Sıcak su ağızlarındaki doğal yaşamın en dikkat çekici canlılarından biri, ne besin alacak bir ağzı ne de aldığı besinleri sindirecek bir sindirim sistemi olmayan dev tüp solucanlarıdır. Araştırmalar sonucunda dev tüp solucanlarının, trofozom adı verilen organında kemosentez yapan bakteriler olduğu ortaya çıkmıştır. Bu doğrultuda bilim adamları sıcak su ağızlarındaki yaşamın önemli bir sırrını aydınlatmışlardır. Dev tüp solucanı kendi hücreleri içinde yaşayan bakterilere kimyasal madde sağlarken, bakteriler de solucana besin sağlıyordu.

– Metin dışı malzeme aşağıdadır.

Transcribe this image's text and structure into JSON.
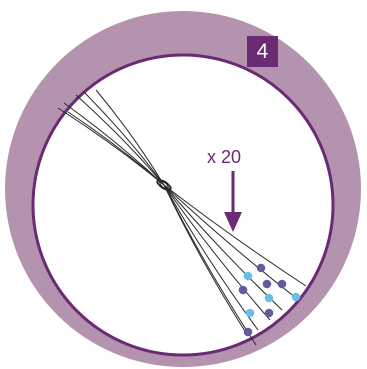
{
  "badge": {
    "text": "4"
  },
  "annotation": {
    "text": "x 20"
  },
  "colors": {
    "outer_ring": "#b393ae",
    "ring_border": "#6a2a74",
    "inner_disc": "#ffffff",
    "lines": "#2a2a2a",
    "arrow": "#6a2a74",
    "dot_dark": "#5f5d9e",
    "dot_light": "#6cbde7",
    "badge_bg": "#6a2a74",
    "badge_text": "#ffffff"
  },
  "icons": {
    "arrow": "arrow-down-icon"
  }
}
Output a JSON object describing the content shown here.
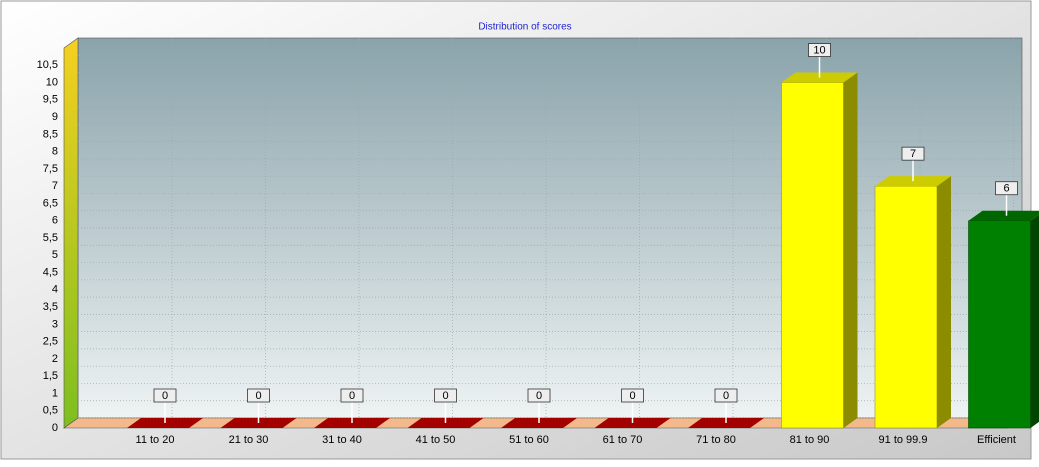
{
  "chart_data": {
    "type": "bar3d",
    "title": "Distribution of scores",
    "categories": [
      "11 to 20",
      "21 to 30",
      "31 to 40",
      "41 to 50",
      "51 to 60",
      "61 to 70",
      "71 to 80",
      "81 to 90",
      "91 to 99.9",
      "Efficient"
    ],
    "values": [
      0,
      0,
      0,
      0,
      0,
      0,
      0,
      10,
      7,
      6
    ],
    "colors": [
      "#cc0000",
      "#cc0000",
      "#cc0000",
      "#cc0000",
      "#cc0000",
      "#cc0000",
      "#cc0000",
      "#ffff00",
      "#ffff00",
      "#008000"
    ],
    "ylim": [
      0,
      11
    ],
    "yticks": [
      0,
      {
        "value": 0.5,
        "label": "0,5"
      },
      1,
      {
        "value": 1.5,
        "label": "1,5"
      },
      2,
      {
        "value": 2.5,
        "label": "2,5"
      },
      3,
      {
        "value": 3.5,
        "label": "3,5"
      },
      4,
      {
        "value": 4.5,
        "label": "4,5"
      },
      5,
      {
        "value": 5.5,
        "label": "5,5"
      },
      6,
      {
        "value": 6.5,
        "label": "6,5"
      },
      7,
      {
        "value": 7.5,
        "label": "7,5"
      },
      8,
      {
        "value": 8.5,
        "label": "8,5"
      },
      9,
      {
        "value": 9.5,
        "label": "9,5"
      },
      10,
      {
        "value": 10.5,
        "label": "10,5"
      }
    ],
    "grid": true
  }
}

Bu bilimsel gerçeğin bulunmasının ardından midye ve tarak gibi ağız çevresinde yaşayan diğer pek çok canlının da kemosentez yapan bakterilerle benzer bir ortak yaşam ilişkisi içinde olduğu keşfedilmiştir.

Derin Karanlıklardaki Zorlu Koşullar

Yeni bir sıcak su ağzı oluştuğu andan itibaren o bölgedeki doğal yaşamda birçok zorlu koşul oluşur. Okyanusun en alt tabakasında yeni bir ağız meydana geldiğinde, buraya ilk yerleşen canlılar kemosentez yapan bakterilerdir. Oldukça fazla sayıda ve hızla çoğalan bu bakteriler, ağız çevresinde kalın bir tabaka oluştururlar. Bu oluşumun ardından diğer canlılar da zamanla ağız çevresine yerleşmeye başlarlar. Besin kaynaklarından bu denli uzak ve soğuk olan bu bölgelere daha sonra sırasıyla karides benzeri amfipod ve kopepodlar, karides ve salyangozlar, tüp solucanları, ıstakozlar, ahtapotlar, midye ve taraklar yerleşir.

Ancak her zaman için bu bölgelerde yaşam koşullarını olumsuz etkileyecek şartlar oluşabilir. Örneğin buradaki canlılar, sıcak su ağzında etkinliğin çok artmasıyla haşlanabilirler. Ya da ağıza su sağlayan kaynağın yön değiştirmesi ya da tıkanmasıyla ağızdaki canlı yaşamı sona erebilir. Bu durumda mevcut besin kaynakları yok olacağı ve suyun ısısı aniden düşeceği için sıcak su ağzının çevresinde yaşayan tüm canlılar büyük zorluklarla ve hayati tehlikelerle karşı karşıya kalırlar. Bu noktada yapılabilecek tek şey yeni bir sıcak su ağzı bulmaktır. Ağız çevresinde yaşayan canlılar ya bir yere tutunarak yaşadıkları ya da çok yavaş hareket ettikleri için yeni bir ağız bulmaları oldukça zordur. Ancak bu duruma rağmen hareket edemeyen canlılar, yüzebilen larvalarının yeni bir ağız bulmaları sayesinde mucizevi bir şekilde soylarını devam ettirirler.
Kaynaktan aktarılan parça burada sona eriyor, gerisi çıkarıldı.